Если Пушкин хотел скрыть свое имя, представляя рукопись Кюхельбекера в цензуру, он должен был поручить это человеку надежному и проверенному, через которого уже издавна осуществлял связь с Кюхельбекером. Таким именно человеком был Дирин.

Взглянем на запись в последней графе ведомости, где расписывались в получении рукописи авторы или их посыльные и доверенные лица.

Здесь мы найдем росписи Гоголя, 13 марта взявшего назад процензурованную рукопись “Ревизора”, Бутовского, занимавшегося изданием записок Дуровой, Ишимова, представлявшего сочинения А.О. Ишимовой, популярной детской писательницы.

Иногда цензоры брали рукописи сами или присылали за ними, - это делалось тогда, когда они были хорошо знакомы с авторами и издателями, предпочитавшими иметь дело с ними лично. Так, Корсаков берет домой “Фонвизина” Вяземского, а Никитенко - рукописи, представленные Краевским.

Если автор или издатель не являлся и местожительство его не было известно, рукопись оставлялась в комитете, о чем делалась соответствующая запись.

Рукопись “Русского Декамерона 1831 г.” была “отдана человеку Петра Александровича”.

Корсаков, занятый сверх меры, берет на себя труд вернуть рукопись - кому? Безвестному молодому человеку, только-только входившему в литературу, с которым он, конечно же, не был знаком домашним образом.

Нужно думать, что Корсаков возвращал рукопись не Дирину.

Он возвращал ее Пушкину - истинному издателю, к которому питал безграничное уважение. Если наше предположение правильно, то представления о связи Корсакова и Пушкина в это время следует несколько расширить.

Тогда слова Пушкина в письме к Корсакову, “к Вам одному можем мы прибегать с полной доверенностию” - не обычный комплимент, а истинная правда.

* * *

Следы этой доверенности мы можем уловить и позже. Но вначале закончим о “Капитанской дочке”.

Краевскому и Враскому, хозяину Гутенберговой типографии, удалось убедить Пушкина не издавать “Капитанскую дочку” отдельно, а напечатать в “Современнике”. Но и сделав это, Пушкин не отказался от мысли об особом издании.

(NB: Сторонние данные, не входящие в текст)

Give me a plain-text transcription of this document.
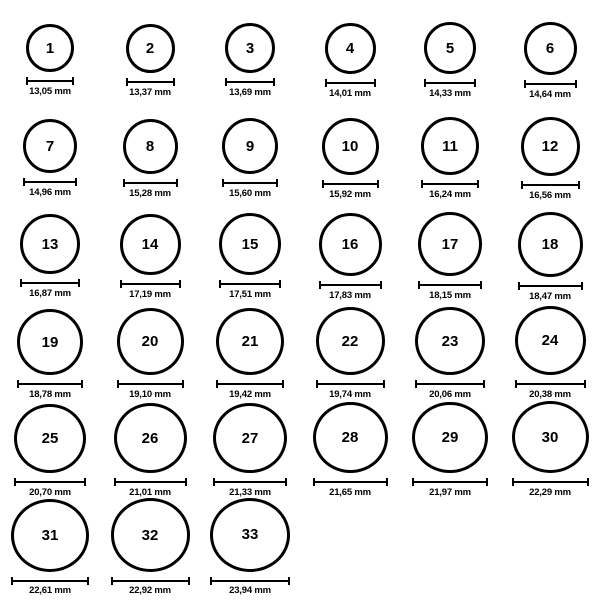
1
13,05 mm
2
13,37 mm
3
13,69 mm
4
14,01 mm
5
14,33 mm
6
14,64 mm
7
14,96 mm
8
15,28 mm
9
15,60 mm
10
15,92 mm
11
16,24 mm
12
16,56 mm
13
16,87 mm
14
17,19 mm
15
17,51 mm
16
17,83 mm
17
18,15 mm
18
18,47 mm
19
18,78 mm
20
19,10 mm
21
19,42 mm
22
19,74 mm
23
20,06 mm
24
20,38 mm
25
20,70 mm
26
21,01 mm
27
21,33 mm
28
21,65 mm
29
21,97 mm
30
22,29 mm
31
22,61 mm
32
22,92 mm
33
23,94 mm
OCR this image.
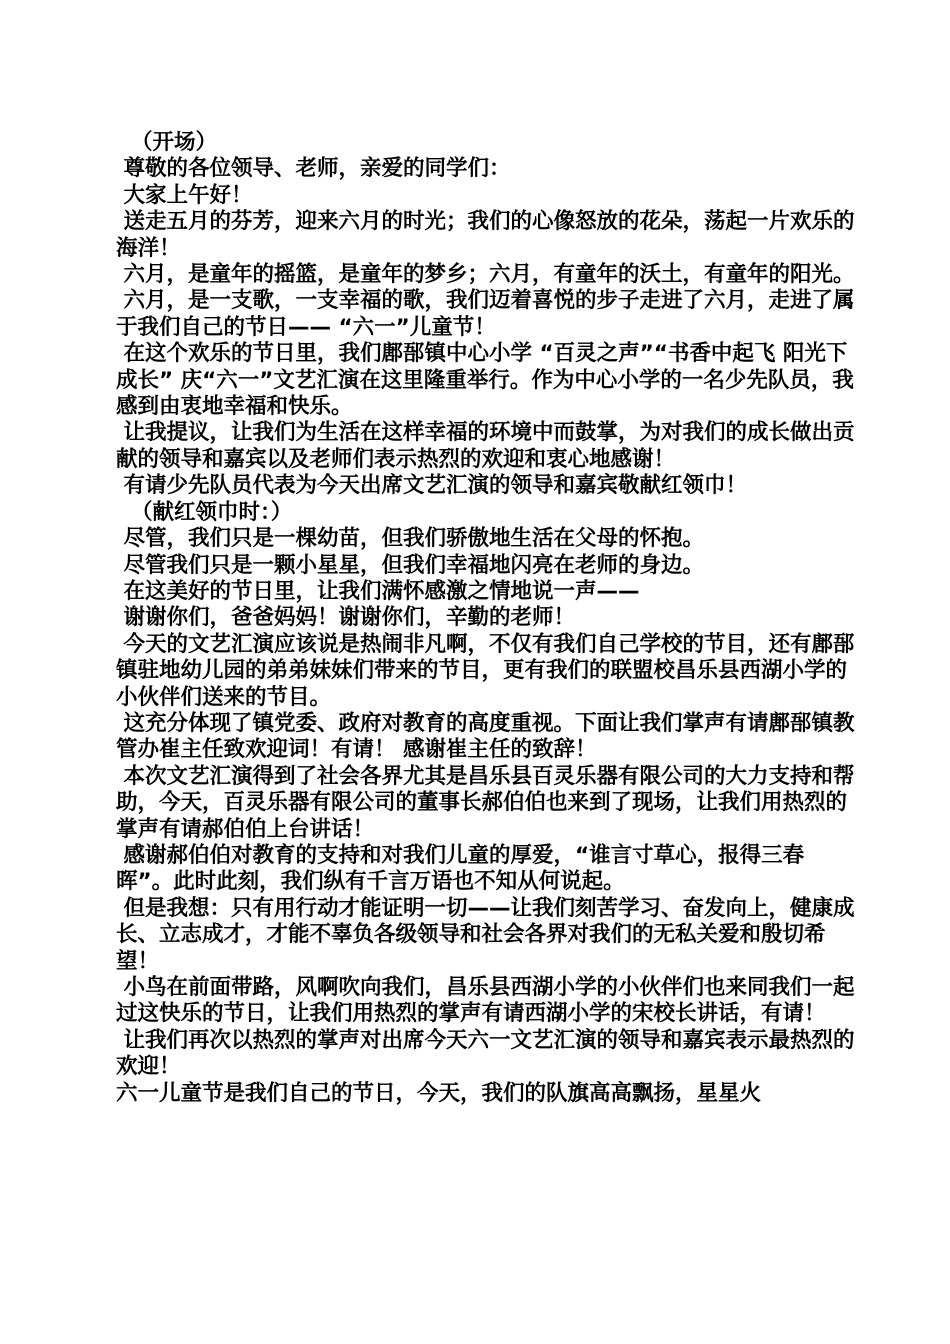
（开场）

尊敬的各位领导、老师，亲爱的同学们：

大家上午好！

送走五月的芬芳，迎来六月的时光；我们的心像怒放的花朵，荡起一片欢乐的海洋！

六月，是童年的摇篮，是童年的梦乡；六月，有童年的沃土，有童年的阳光。

六月，是一支歌，一支幸福的歌，我们迈着喜悦的步子走进了六月，走进了属于我们自己的节日—— “六一”儿童节！

在这个欢乐的节日里，我们鄌郚镇中心小学 “百灵之声”“书香中起飞 阳光下成长” 庆“六一”文艺汇演在这里隆重举行。作为中心小学的一名少先队员，我感到由衷地幸福和快乐。

让我提议，让我们为生活在这样幸福的环境中而鼓掌，为对我们的成长做出贡献的领导和嘉宾以及老师们表示热烈的欢迎和衷心地感谢！

有请少先队员代表为今天出席文艺汇演的领导和嘉宾敬献红领巾！

（献红领巾时：）

尽管，我们只是一棵幼苗，但我们骄傲地生活在父母的怀抱。

尽管我们只是一颗小星星，但我们幸福地闪亮在老师的身边。

在这美好的节日里，让我们满怀感激之情地说一声——

谢谢你们，爸爸妈妈！谢谢你们，辛勤的老师！

今天的文艺汇演应该说是热闹非凡啊，不仅有我们自己学校的节目，还有鄌郚镇驻地幼儿园的弟弟妹妹们带来的节目，更有我们的联盟校昌乐县西湖小学的小伙伴们送来的节目。

这充分体现了镇党委、政府对教育的高度重视。下面让我们掌声有请鄌郚镇教管办崔主任致欢迎词！有请！ 感谢崔主任的致辞！

本次文艺汇演得到了社会各界尤其是昌乐县百灵乐器有限公司的大力支持和帮助，今天，百灵乐器有限公司的董事长郝伯伯也来到了现场，让我们用热烈的掌声有请郝伯伯上台讲话！

感谢郝伯伯对教育的支持和对我们儿童的厚爱，“谁言寸草心，报得三春晖”。此时此刻，我们纵有千言万语也不知从何说起。

但是我想：只有用行动才能证明一切——让我们刻苦学习、奋发向上，健康成长、立志成才，才能不辜负各级领导和社会各界对我们的无私关爱和殷切希望！

小鸟在前面带路，风啊吹向我们，昌乐县西湖小学的小伙伴们也来同我们一起过这快乐的节日，让我们用热烈的掌声有请西湖小学的宋校长讲话，有请！

让我们再次以热烈的掌声对出席今天六一文艺汇演的领导和嘉宾表示最热烈的欢迎！

六一儿童节是我们自己的节日，今天，我们的队旗高高飘扬，星星火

Он согласился на предложение книгопродавца Льва Жебелева присоединить роман к непроданным экземплярам “Повестей” 1834 года и выпустить в продажу как “Романы и повести”. Издание это в свет не вышло, и сохранился один-единственный его экземпляр. На нем стоит виза цензора П. Корсакова с датой: 8 января 1837 года. Билет на выпуск из типографии Корсаков подписал 5 мая, уже после смерти Пушкина [177].

Итак, Корсакову все же суждено было стать цензором “Капитанской дочки” - и фактическим, и официальным. Быть может, его предварительному разрешению Пушкин был обязан тем, что роман, отданный в “Современник”, не пробудил подозрительности цензора Крылова. Литератор “лучших, не нынешних времен” не заставил Пушкина раскаиваться в своем обращении к нему.

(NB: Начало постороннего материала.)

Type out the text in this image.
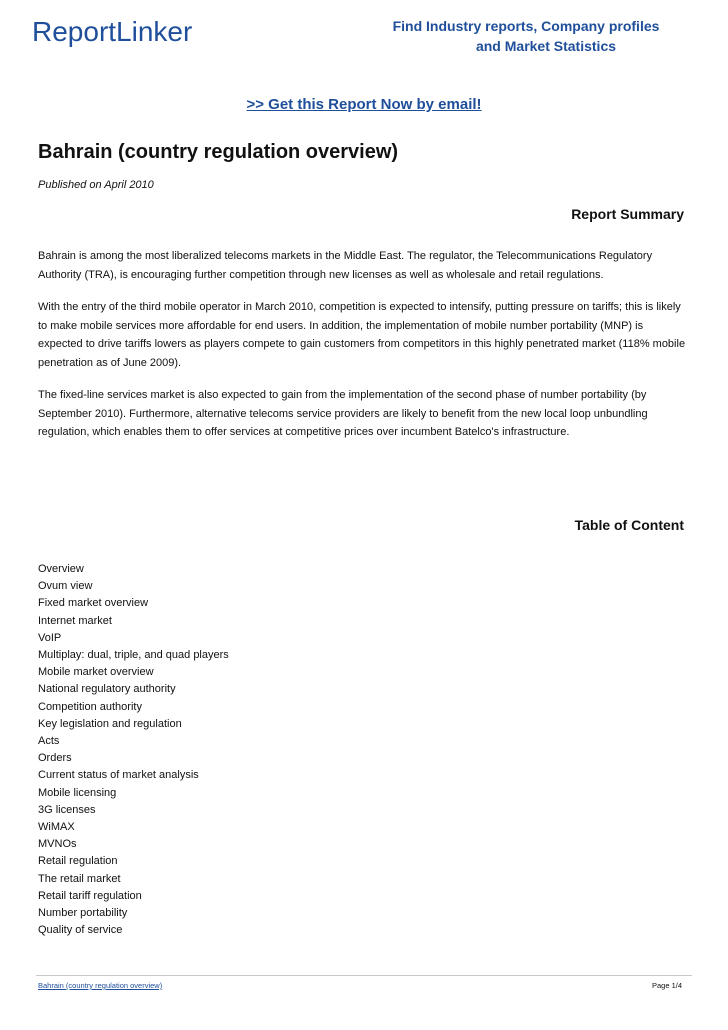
ReportLinker	Find Industry reports, Company profiles
and Market Statistics
>> Get this Report Now by email!
Bahrain (country regulation overview)
Published on April 2010
Report Summary

Bahrain is among the most liberalized telecoms markets in the Middle East. The regulator, the Telecommunications Regulatory Authority (TRA), is encouraging further competition through new licenses as well as wholesale and retail regulations.

With the entry of the third mobile operator in March 2010, competition is expected to intensify, putting pressure on tariffs; this is likely to make mobile services more affordable for end users. In addition, the implementation of mobile number portability (MNP) is expected to drive tariffs lowers as players compete to gain customers from competitors in this highly penetrated market (118% mobile penetration as of June 2009).

The fixed-line services market is also expected to gain from the implementation of the second phase of number portability (by September 2010). Furthermore, alternative telecoms service providers are likely to benefit from the new local loop unbundling regulation, which enables them to offer services at competitive prices over incumbent Batelco's infrastructure.

Table of Content
Overview
Ovum view
Fixed market overview
Internet market
VoIP
Multiplay: dual, triple, and quad players
Mobile market overview
National regulatory authority
Competition authority
Key legislation and regulation
Acts
Orders
Current status of market analysis
Mobile licensing
3G licenses
WiMAX
MVNOs
Retail regulation
The retail market
Retail tariff regulation
Number portability
Quality of service
Bahrain (country regulation overview)	Page 1/4
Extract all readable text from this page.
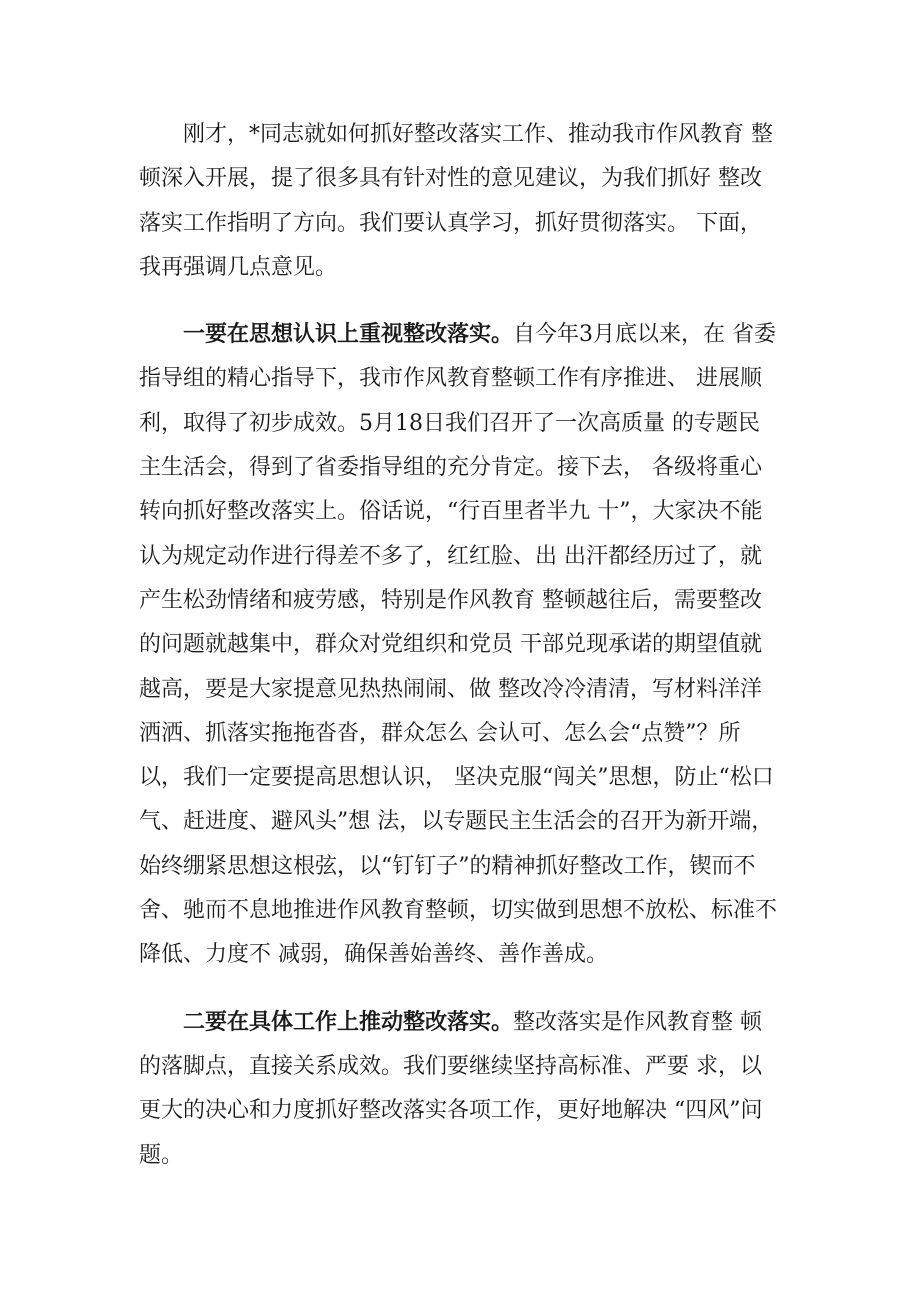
刚才，*同志就如何抓好整改落实工作、推动我市作风教育 整顿深入开展，提了很多具有针对性的意见建议，为我们抓好 整改落实工作指明了方向。我们要认真学习，抓好贯彻落实。 下面，我再强调几点意见。

一要在思想认识上重视整改落实。自今年3月底以来，在 省委指导组的精心指导下，我市作风教育整顿工作有序推进、 进展顺利，取得了初步成效。5月18日我们召开了一次高质量 的专题民主生活会，得到了省委指导组的充分肯定。接下去， 各级将重心转向抓好整改落实上。俗话说，“行百里者半九 十”，大家决不能认为规定动作进行得差不多了，红红脸、出 出汗都经历过了，就产生松劲情绪和疲劳感，特别是作风教育 整顿越往后，需要整改的问题就越集中，群众对党组织和党员 干部兑现承诺的期望值就越高，要是大家提意见热热闹闹、做 整改冷冷清清，写材料洋洋洒洒、抓落实拖拖沓沓，群众怎么 会认可、怎么会“点赞”？所以，我们一定要提高思想认识， 坚决克服“闯关”思想，防止“松口气、赶进度、避风头”想 法，以专题民主生活会的召开为新开端，始终绷紧思想这根弦，以“钉钉子”的精神抓好整改工作，锲而不舍、驰而不息地推进作风教育整顿，切实做到思想不放松、标准不降低、力度不 减弱，确保善始善终、善作善成。

二要在具体工作上推动整改落实。整改落实是作风教育整 顿的落脚点，直接关系成效。我们要继续坚持高标准、严要 求，以更大的决心和力度抓好整改落实各项工作，更好地解决 “四风”问题。
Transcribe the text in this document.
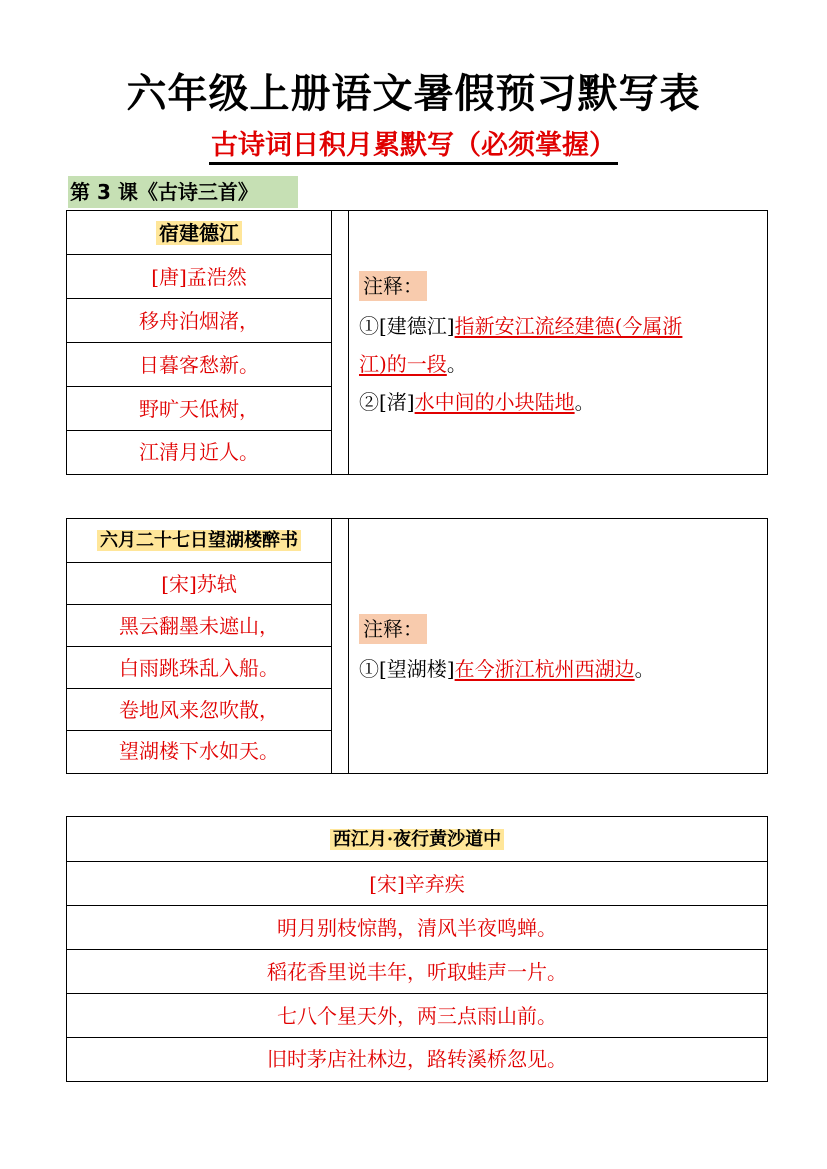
六年级上册语文暑假预习默写表
古诗词日积月累默写（必须掌握）
第 3 课《古诗三首》
宿建德江
[唐]孟浩然
移舟泊烟渚，
日暮客愁新。
野旷天低树，
江清月近人。
注释：
①[建德江]指新安江流经建德(今属浙
江)的一段。
②[渚]水中间的小块陆地。
六月二十七日望湖楼醉书
[宋]苏轼
黑云翻墨未遮山，
白雨跳珠乱入船。
卷地风来忽吹散，
望湖楼下水如天。
注释：
①[望湖楼]在今浙江杭州西湖边。
西江月·夜行黄沙道中
[宋]辛弃疾
明月别枝惊鹊，清风半夜鸣蝉。
稻花香里说丰年，听取蛙声一片。
七八个星天外，两三点雨山前。
旧时茅店社林边，路转溪桥忽见。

Силой исторической случайности Корсакову не довелось поставить свою цензорскую подпись на пушкинских книгах, вышедших при жизни поэта. Его имя оказалось связанным с неосуществленными замыслами Пушкина-издателя.

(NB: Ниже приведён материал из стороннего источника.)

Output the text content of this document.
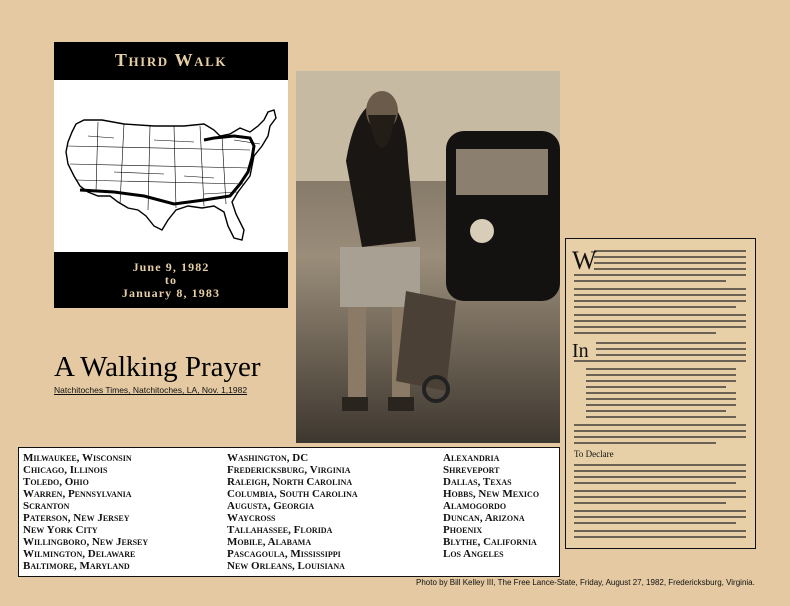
Third Walk
June 9, 1982
to
January 8, 1983
A Walking Prayer
Natchitoches Times, Natchitoches, LA, Nov. 1,1982
W
In
To Declare
Milwaukee, Wisconsin
Chicago, Illinois
Toledo, Ohio
Warren, Pennsylvania
Scranton
Paterson, New Jersey
New York City
Willingboro, New Jersey
Wilmington, Delaware
Baltimore, Maryland
Washington, DC
Fredericksburg, Virginia
Raleigh, North Carolina
Columbia, South Carolina
Augusta, Georgia
Waycross
Tallahassee, Florida
Mobile, Alabama
Pascagoula, Mississippi
New Orleans, Louisiana
Alexandria
Shreveport
Dallas, Texas
Hobbs, New Mexico
Alamogordo
Duncan, Arizona
Phoenix
Blythe, California
Los Angeles
Photo by Bill Kelley III, The Free Lance-State, Friday, August 27, 1982, Fredericksburg, Virginia.
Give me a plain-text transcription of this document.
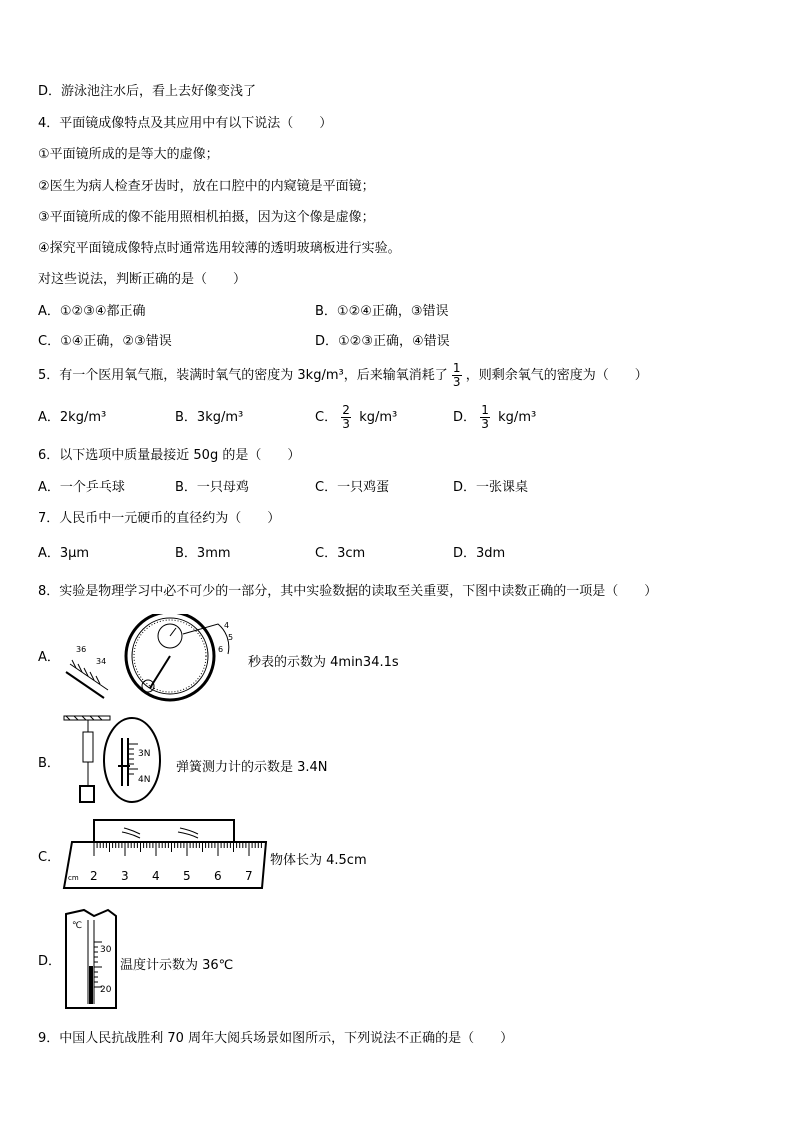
D．游泳池注水后，看上去好像变浅了
4．平面镜成像特点及其应用中有以下说法（　　）
①平面镜所成的是等大的虚像；
②医生为病人检查牙齿时，放在口腔中的内窥镜是平面镜；
③平面镜所成的像不能用照相机拍摄，因为这个像是虚像；
④探究平面镜成像特点时通常选用较薄的透明玻璃板进行实验。
对这些说法，判断正确的是（　　）
A．①②③④都正确	B．①②④正确，③错误
C．①④正确，②③错误	D．①②③正确，④错误
5．有一个医用氧气瓶，装满时氧气的密度为 3kg/m³，后来输氧消耗了 $\frac{1}{3}$ ，则剩余氧气的密度为（　　）
A．2kg/m³	B．3kg/m³	C． $\frac{2}{3} kg/m^3$	D． $\frac{1}{3} kg/m^3$
6．以下选项中质量最接近 50g 的是（　　）
A．一个乒乓球	B．一只母鸡	C．一只鸡蛋	D．一张课桌
7．人民币中一元硬币的直径约为（　　）
A．3μm	B．3mm	C．3cm	D．3dm
8．实验是物理学习中必不可少的一部分，其中实验数据的读取至关重要，下图中读数正确的一项是（　　）
A．
36
34
4
5
6
秒表的示数为 4min34.1s
B．
3N
4N
弹簧测力计的示数是 3.4N
C．
cm 2 3 4 5 6 7
物体长为 4.5cm
D．
℃
30
20
温度计示数为 36℃
9．中国人民抗战胜利 70 周年大阅兵场景如图所示，下列说法不正确的是（　　）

Впрочем, во всем этом есть и своя закономерность - и в том, что именно Корсаков - литератор старого толка, не чиновник, не коммерсант - оказался невольным участником неудачных издательских предприятий великого русского поэта; и в том, что самые предприятия были неудачны; а главное, в том постоянстве, с которым Пушкин в 1836 году стремится сделать Корсакова своим цензором. В библиотеке Пушкина сохранились третья и четвертая части «Стихотворений», которые он готовил новым изданием [178].

На них зачеркнуты прежние цензорские визы - Семенова - 1832 года и Никитенко - 1835 года. Вместо них написано: «2-го декабря 1836 г. Цензор П. Корсаков», а на последнем листе его же рукой: «Позволяется» - и подпись.

Итак, вновь Корсаков - вместо Семенова, уже не служившего, минуя Никитенко, к которому нет доверия.

Издание не вышло, как и другие, задуманные Пушкиным накануне гибели [179]. Еще два месяца - и связь Пушкина с Корсаковым оборвется так же внезапно, как возобновилась. В руках у Корсакова вещественным напониманием о ней останутся последние письма Пушкина - семейные реликвии и более чем реликвии - «клейноды», знаки отличия и достоинства, даруемые избранным вельможам запорожского воинства. «Вы один у нас умели сочетать щекотливую должность ценсора с чувством литератора (лучших, не нынешних времен)». В самом деле, это был клейнод, и Корсаков сделал многое, чтобы оказаться его достойным.

Литература

1. Пушкин А.С. Полн. собр. соч. Т. 16. с. 69.

2. Там же. с. 72; Дела III Отделения. с. 171.

3. Дела III Отделения. с. 172.

4. Пушкин А.С. Полн. собр. соч. Т. 16. с. 56.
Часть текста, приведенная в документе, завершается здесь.